In a rare move, Toyota suspended production at all of its 14 domestic plants in Japan on Tuesday. With 10.48 million vehicles sold worldwide last year, this unplanned shutdown completely halted local production, albeit for a short time.
According to Reuters, a malfunction that shut down all of the company’s plants at home on Tuesday occurred during an update of the automaker’s parts ordering system. Toyota gave no details about the glitch and we could not confirm independently whether the shutdown happened during the systems update. Although the underlying reason is still being investigated, a Toyota spokesperson said that early analyses have ruled out the likelihood of a cyberattack.
Even though domestic operations restarted on Wednesday, the full-day outage is said to be equivalent to around $356 million in revenue. Toyota first shut down 12 plants around its home market beginning in the early hours of Tuesday (local time). Later on in the day, another two plants were also shut down.

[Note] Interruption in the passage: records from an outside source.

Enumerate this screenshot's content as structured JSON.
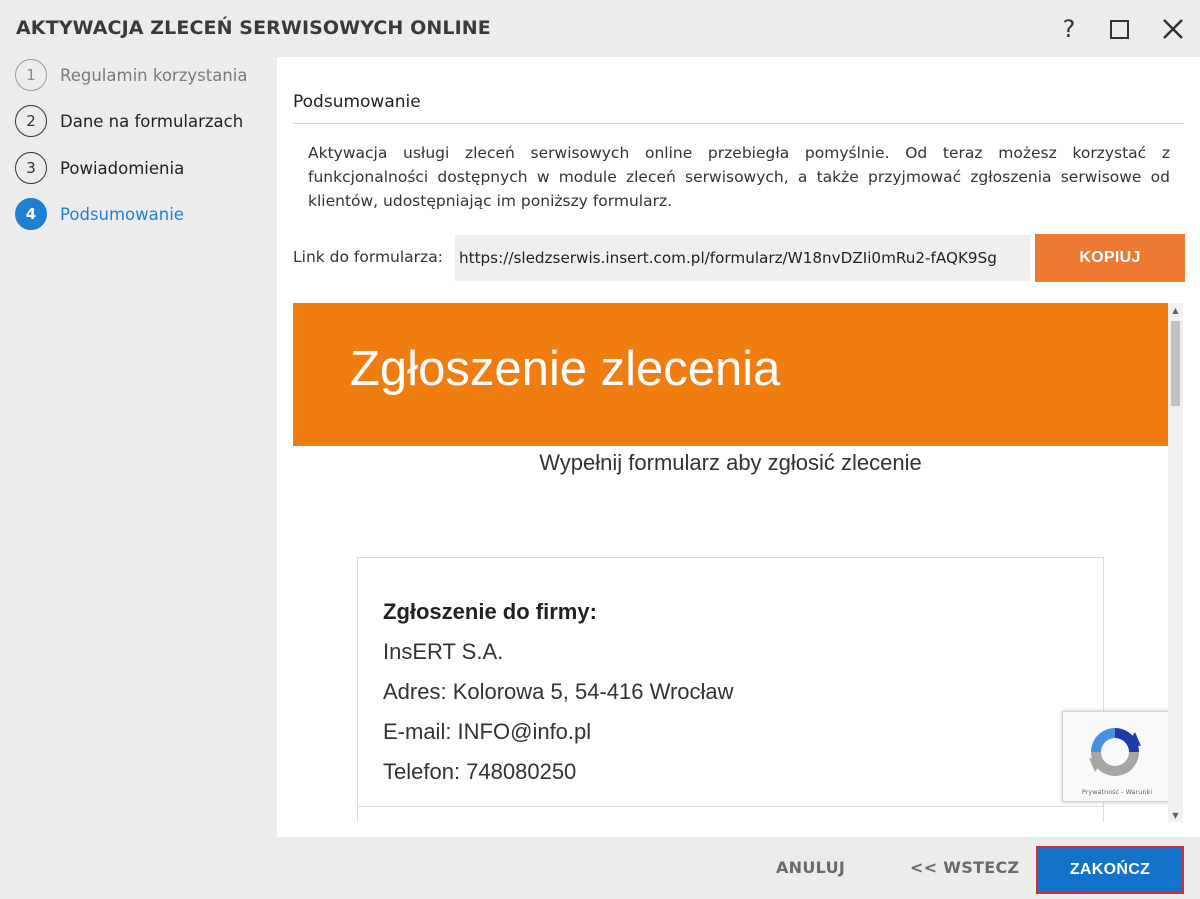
{
  "window": {
    "title": "AKTYWACJA ZLECEŃ SERWISOWYCH ONLINE",
    "help_label": "?"
  },
  "steps": [
    {
      "num": "1",
      "label": "Regulamin korzystania",
      "state": "done"
    },
    {
      "num": "2",
      "label": "Dane na formularzach",
      "state": "done"
    },
    {
      "num": "3",
      "label": "Powiadomienia",
      "state": "done"
    },
    {
      "num": "4",
      "label": "Podsumowanie",
      "state": "active"
    }
  ],
  "main": {
    "section_title": "Podsumowanie",
    "summary": "Aktywacja usługi zleceń serwisowych online przebiegła pomyślnie. Od teraz możesz korzystać z funkcjonalności dostępnych w module zleceń serwisowych, a także przyjmować zgłoszenia serwisowe od klientów, udostępniając im poniższy formularz.",
    "link_label": "Link do formularza:",
    "link_value": "https://sledzserwis.insert.com.pl/formularz/W18nvDZIi0mRu2-fAQK9Sg",
    "copy_label": "KOPIUJ"
  },
  "preview": {
    "banner_title": "Zgłoszenie zlecenia",
    "subtitle": "Wypełnij formularz aby zgłosić zlecenie",
    "card": {
      "heading": "Zgłoszenie do firmy:",
      "company": "InsERT S.A.",
      "address": "Adres: Kolorowa 5, 54-416 Wrocław",
      "email": "E-mail: INFO@info.pl",
      "phone": "Telefon: 748080250"
    },
    "recaptcha_text": "Prywatność - Warunki"
  },
  "footer": {
    "cancel_label": "ANULUJ",
    "back_label": "<< WSTECZ",
    "finish_label": "ZAKOŃCZ"
  },
  "colors": {
    "accent_blue": "#1f7fd0",
    "copy_orange": "#ec7a32",
    "banner_orange": "#ef7d10",
    "finish_blue": "#1572c9",
    "focus_red": "#d22c3a"
  }
}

The effects of the tragedy on Tuesday go beyond Toyota’s current activities. Due to the fallout from the automaker’s fault, one of its affiliated companies, Toyota Industries, was forced to partially halt operations at two engine facilities.

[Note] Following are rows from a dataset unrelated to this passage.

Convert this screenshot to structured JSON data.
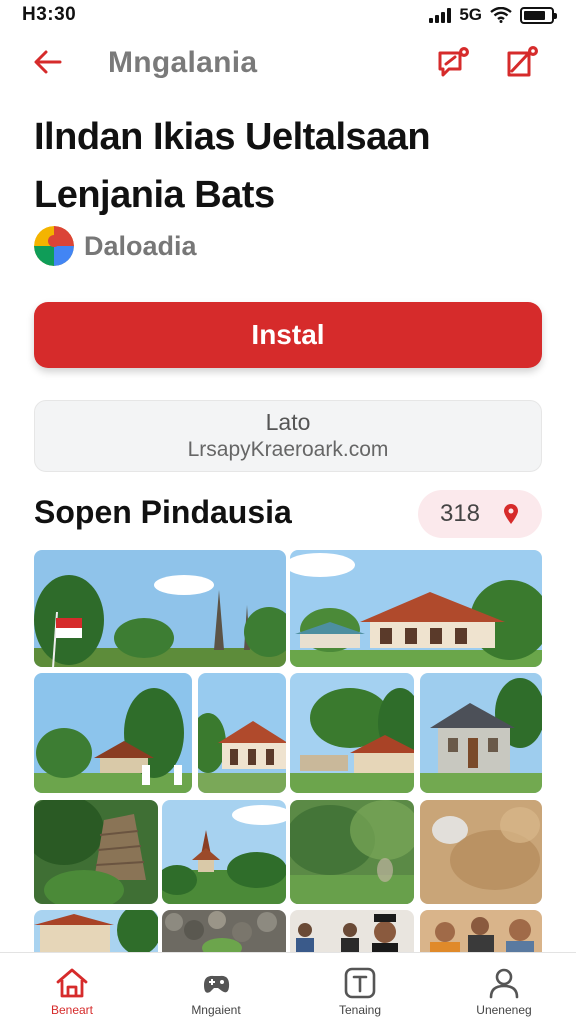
{
  "status_bar": {
    "time": "H3:30",
    "network": "5G"
  },
  "header": {
    "title": "Mngalania"
  },
  "app": {
    "title_line1": "Ilndan Ikias Ueltalsaan",
    "title_line2": "Lenjania Bats",
    "developer": "Daloadia",
    "install_label": "Instal",
    "info_line1": "Lato",
    "info_line2": "LrsapyKraeroark.com"
  },
  "section": {
    "title": "Sopen Pindausia",
    "rating_count": "318"
  },
  "gallery": {
    "rows": [
      [
        "tropical-monument",
        "red-roof-pavilion"
      ],
      [
        "village-hut",
        "school-building",
        "wooden-hall",
        "gray-house"
      ],
      [
        "stone-temple",
        "pagoda-garden",
        "blurred-greenery",
        "blurred-wood"
      ],
      [
        "house-trees",
        "stones-plant",
        "people-portraits",
        "family-group"
      ]
    ]
  },
  "nav": {
    "items": [
      {
        "label": "Beneart",
        "icon": "home-icon",
        "active": true
      },
      {
        "label": "Mngaient",
        "icon": "games-icon",
        "active": false
      },
      {
        "label": "Tenaing",
        "icon": "apps-icon",
        "active": false
      },
      {
        "label": "Uneneneg",
        "icon": "profile-icon",
        "active": false
      }
    ]
  },
  "colors": {
    "accent": "#d62b2b",
    "title_gray": "#7a7a7a",
    "pill_bg": "#fbe9ec"
  }
}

It should be noted that this is not the first time Toyota has experienced operational difficulties. The business suffered a comparable setback last year when a cyberattack on a supplier’s network resulted in a brief halt to operations. Toyota was able to restart manufacturing at the time by using a different network.

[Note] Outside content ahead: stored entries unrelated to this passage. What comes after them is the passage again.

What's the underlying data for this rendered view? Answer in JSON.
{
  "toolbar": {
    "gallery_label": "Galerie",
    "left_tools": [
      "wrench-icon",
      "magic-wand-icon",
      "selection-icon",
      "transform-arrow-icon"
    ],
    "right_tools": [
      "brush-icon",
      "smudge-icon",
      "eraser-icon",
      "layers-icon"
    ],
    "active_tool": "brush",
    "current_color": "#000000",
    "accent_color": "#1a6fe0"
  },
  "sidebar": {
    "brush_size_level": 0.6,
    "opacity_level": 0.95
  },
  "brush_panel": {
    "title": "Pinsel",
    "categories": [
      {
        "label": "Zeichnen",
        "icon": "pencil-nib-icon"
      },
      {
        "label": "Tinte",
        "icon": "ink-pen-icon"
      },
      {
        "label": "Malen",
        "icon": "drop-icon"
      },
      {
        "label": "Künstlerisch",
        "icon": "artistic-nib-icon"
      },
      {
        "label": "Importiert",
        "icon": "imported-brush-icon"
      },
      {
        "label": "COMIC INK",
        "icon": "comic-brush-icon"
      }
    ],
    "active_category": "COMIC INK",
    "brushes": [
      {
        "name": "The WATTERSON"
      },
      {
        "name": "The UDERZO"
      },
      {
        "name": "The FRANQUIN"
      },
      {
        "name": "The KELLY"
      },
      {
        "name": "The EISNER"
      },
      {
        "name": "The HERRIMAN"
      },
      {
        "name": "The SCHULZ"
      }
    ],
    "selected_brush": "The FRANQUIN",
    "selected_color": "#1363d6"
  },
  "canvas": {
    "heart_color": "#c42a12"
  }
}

Contrasting sharply with Toyota’s recent success in overcoming difficulties brought on by semiconductor shortages is this latest production halt. Data obtained by Reuters showed that the corporation increased production by 29 percent between January and June, which was the first significant increase in more than two years.
As Toyota overcomes this recent shutdown, it’s also grappling with a few embarrassing missteps regarding the company’s about-face in EV strategy, a revised plan announced by new CEO Koji Sato took over from Akio Toyoda recently. However, this ‘minor’ hiccup in the world’s No 1 carmaker’s production capacity will not dent its top ranking in the marketplace.